Blocks and Files talked to Gleb Budman, co-founder and CEO of cloud storage supplier Backblaze, well known for providing helpful reports detailing reliability statistics on the drives used in its infrastructure. We talked to Budman about cold storage tiers, region expansion, Wasabi competition, decentralized Web3 storage and shingled magnetic media drives.
His answers may surprise you as this cloud storage supplier appears to be sticking to its single tier, non-SMR knitting with a firm grasp.
Blocks & Files: Would Backblaze consider providing colder storage backup – for example, using tape media? If it can devise disk-based pods, then perhaps it could devise tape-based ones too.
Gleb Budman: [O]ur products are architected to offer a single tier of hot storage in B2 Cloud Storage, and automatic, unlimited backup through Backblaze Computer Backup. Adding tiers adds complexity, price, and forces customers to make decisions about what to keep readily accessible. At 1/5th the price of most hot cloud storage providers, we let customers keep and use everything they store at cold-storage pricing. Additional tiers of storage is not something we are considering at this time. Although publishing “Tape Stats” would be a nice addition to the blog…
Blocks & Files: How does Backblaze consider and respond to competition from Wasabi for cloud and backup storage?
Gleb Budman: Over 15 years, we’ve grown the Backblaze Storage Cloud to offer performant, reliable, trusted storage solutions to over 500,000 customers. We essentially bootstrapped our way to going public – we only took some $3 million in outside funding up until 2021 – which makes us extremely efficient, built for the long haul, and affordable for our customers. We celebrate everyone who is working to bring the benefits of cloud solutions to more businesses and individuals, but we don’t ever want to surprise customers with delete fees driven by storage duration requirements, rapid access fees, or other unpredictable expenses.

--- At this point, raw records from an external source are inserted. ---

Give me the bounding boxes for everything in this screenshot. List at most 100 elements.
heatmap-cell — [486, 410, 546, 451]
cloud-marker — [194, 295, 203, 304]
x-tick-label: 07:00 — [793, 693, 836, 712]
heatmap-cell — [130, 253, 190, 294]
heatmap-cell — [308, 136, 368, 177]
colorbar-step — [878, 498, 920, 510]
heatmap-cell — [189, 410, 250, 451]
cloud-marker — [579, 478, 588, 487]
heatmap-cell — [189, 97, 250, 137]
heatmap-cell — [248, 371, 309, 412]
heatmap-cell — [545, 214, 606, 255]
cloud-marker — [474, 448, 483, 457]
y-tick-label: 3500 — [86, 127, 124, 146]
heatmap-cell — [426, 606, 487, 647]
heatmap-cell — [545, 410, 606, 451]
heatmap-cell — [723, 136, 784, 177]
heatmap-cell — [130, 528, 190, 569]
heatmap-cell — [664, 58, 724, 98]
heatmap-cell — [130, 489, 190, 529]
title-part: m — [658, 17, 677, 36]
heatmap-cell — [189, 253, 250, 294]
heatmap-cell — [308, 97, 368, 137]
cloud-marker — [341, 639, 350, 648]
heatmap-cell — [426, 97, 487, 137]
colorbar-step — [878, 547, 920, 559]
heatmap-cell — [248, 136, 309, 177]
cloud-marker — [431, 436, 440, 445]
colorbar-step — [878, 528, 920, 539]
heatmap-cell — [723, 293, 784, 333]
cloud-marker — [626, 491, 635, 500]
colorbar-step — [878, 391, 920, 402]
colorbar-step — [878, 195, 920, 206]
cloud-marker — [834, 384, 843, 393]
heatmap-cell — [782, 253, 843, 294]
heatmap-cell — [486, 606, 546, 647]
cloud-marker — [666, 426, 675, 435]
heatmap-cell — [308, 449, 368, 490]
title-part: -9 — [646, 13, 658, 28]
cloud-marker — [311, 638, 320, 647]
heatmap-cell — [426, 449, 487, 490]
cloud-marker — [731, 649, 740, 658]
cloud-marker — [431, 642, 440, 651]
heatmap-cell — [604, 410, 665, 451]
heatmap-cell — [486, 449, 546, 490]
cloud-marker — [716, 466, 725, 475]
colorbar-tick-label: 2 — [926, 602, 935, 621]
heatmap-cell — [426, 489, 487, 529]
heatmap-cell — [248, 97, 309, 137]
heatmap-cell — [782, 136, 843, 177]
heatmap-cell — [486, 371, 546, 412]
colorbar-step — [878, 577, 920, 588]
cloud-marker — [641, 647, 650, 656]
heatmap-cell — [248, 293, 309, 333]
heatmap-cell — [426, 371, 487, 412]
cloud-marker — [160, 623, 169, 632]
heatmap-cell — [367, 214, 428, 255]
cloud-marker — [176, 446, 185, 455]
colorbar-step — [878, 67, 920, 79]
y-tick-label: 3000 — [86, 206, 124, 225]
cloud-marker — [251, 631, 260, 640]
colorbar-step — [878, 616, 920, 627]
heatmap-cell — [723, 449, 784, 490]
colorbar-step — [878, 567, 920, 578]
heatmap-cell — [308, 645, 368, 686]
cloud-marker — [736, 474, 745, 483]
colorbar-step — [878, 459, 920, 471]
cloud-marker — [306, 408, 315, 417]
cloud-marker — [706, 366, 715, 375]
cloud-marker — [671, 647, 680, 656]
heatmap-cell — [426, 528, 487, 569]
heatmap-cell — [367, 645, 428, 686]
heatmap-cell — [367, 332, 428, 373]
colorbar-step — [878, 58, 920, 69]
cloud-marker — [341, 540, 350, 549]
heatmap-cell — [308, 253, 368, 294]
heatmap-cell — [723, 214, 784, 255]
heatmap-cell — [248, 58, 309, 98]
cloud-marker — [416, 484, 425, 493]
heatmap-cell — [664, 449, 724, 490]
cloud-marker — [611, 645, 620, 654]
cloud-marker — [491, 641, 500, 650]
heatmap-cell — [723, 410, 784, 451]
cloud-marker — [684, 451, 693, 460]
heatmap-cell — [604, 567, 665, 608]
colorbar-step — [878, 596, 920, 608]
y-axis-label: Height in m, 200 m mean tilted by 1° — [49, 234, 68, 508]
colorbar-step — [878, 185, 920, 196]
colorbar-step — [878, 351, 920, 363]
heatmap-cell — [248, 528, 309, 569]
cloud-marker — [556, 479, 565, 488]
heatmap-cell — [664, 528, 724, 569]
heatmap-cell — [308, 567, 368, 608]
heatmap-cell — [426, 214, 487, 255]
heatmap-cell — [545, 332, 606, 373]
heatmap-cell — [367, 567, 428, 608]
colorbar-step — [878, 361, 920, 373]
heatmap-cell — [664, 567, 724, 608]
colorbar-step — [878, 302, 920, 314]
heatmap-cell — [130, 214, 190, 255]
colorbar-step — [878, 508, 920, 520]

We think our long track record of building zettabyte-scale infrastructure, serving half a million customers, and doing so with radical transparency all along the way is valuable to existing and future customers, and that is value that’s hard to replicate.
Blocks & Files: How does Backblaze consider the idea of expanding its regions to cover more of the world’s geography?
Gleb Budman: We recently announced that Backblaze expanded its storage cloud footprint with a new data region in the Eastern United States. Our new US East region provides more location choice overall, particularly for businesses that wish to easily store replicated datasets to two or more cloud locations. Backblaze also announced it provides free data egress for Cloud Replication across the Backblaze platform, making its cost-effective object storage even more compelling. We serve customers in more than 175 countries – rolling out datacenters and regions at exabyte scale provides them better value and better serves the use cases we enable.
Blocks & Files: What is your view of the distributed decentralized storage Web3 ideas? How would you describe the pros and cons of such storage vs Backblaze?
Gleb Budman: We actually considered building a peer-to-peer backup service as our original idea 15 years ago. Since our goal is to make it astonishingly easy to store, protect, and use data, we decided not to because ultimately it would be too complex for most users to adopt. There still doesn’t seem to be much customer demand to store data on decentralized platforms.
Blocks & Files: What is Backblaze’s view on the advantages and disadvantages of shingled magnetic media recording (SMR) disk drives? Could we see them having a role in Backblaze’s pods?
Gleb Budman: We do not use SMR drives. We experimented with them a couple of years ago and while they can be a little less expensive upfront, in practice they did not meet our operational, cost, and performance metrics. SMR drives are best suited for data archive purposes, while application storage, media and entertainment, and backup customers need to be able to use their data. Also, we think customers should be able to use their data as they want to, including deleting it without having to worry about the delete fees driven by the use of SMR drives.
Backblaze has just added a new data region in the Eastern United States, bringing increased access speed for customers based there and greater geographic separation for backup data stored by businesses operating in other regions. It also helps provide an additional destination for businesses seeking to store copies of their datasets to two or more cloud locations for compliance and continuity needs. A Cloud Replication service is provided with free data egress, enabling customers to copy data across the Backblaze platform at no expense.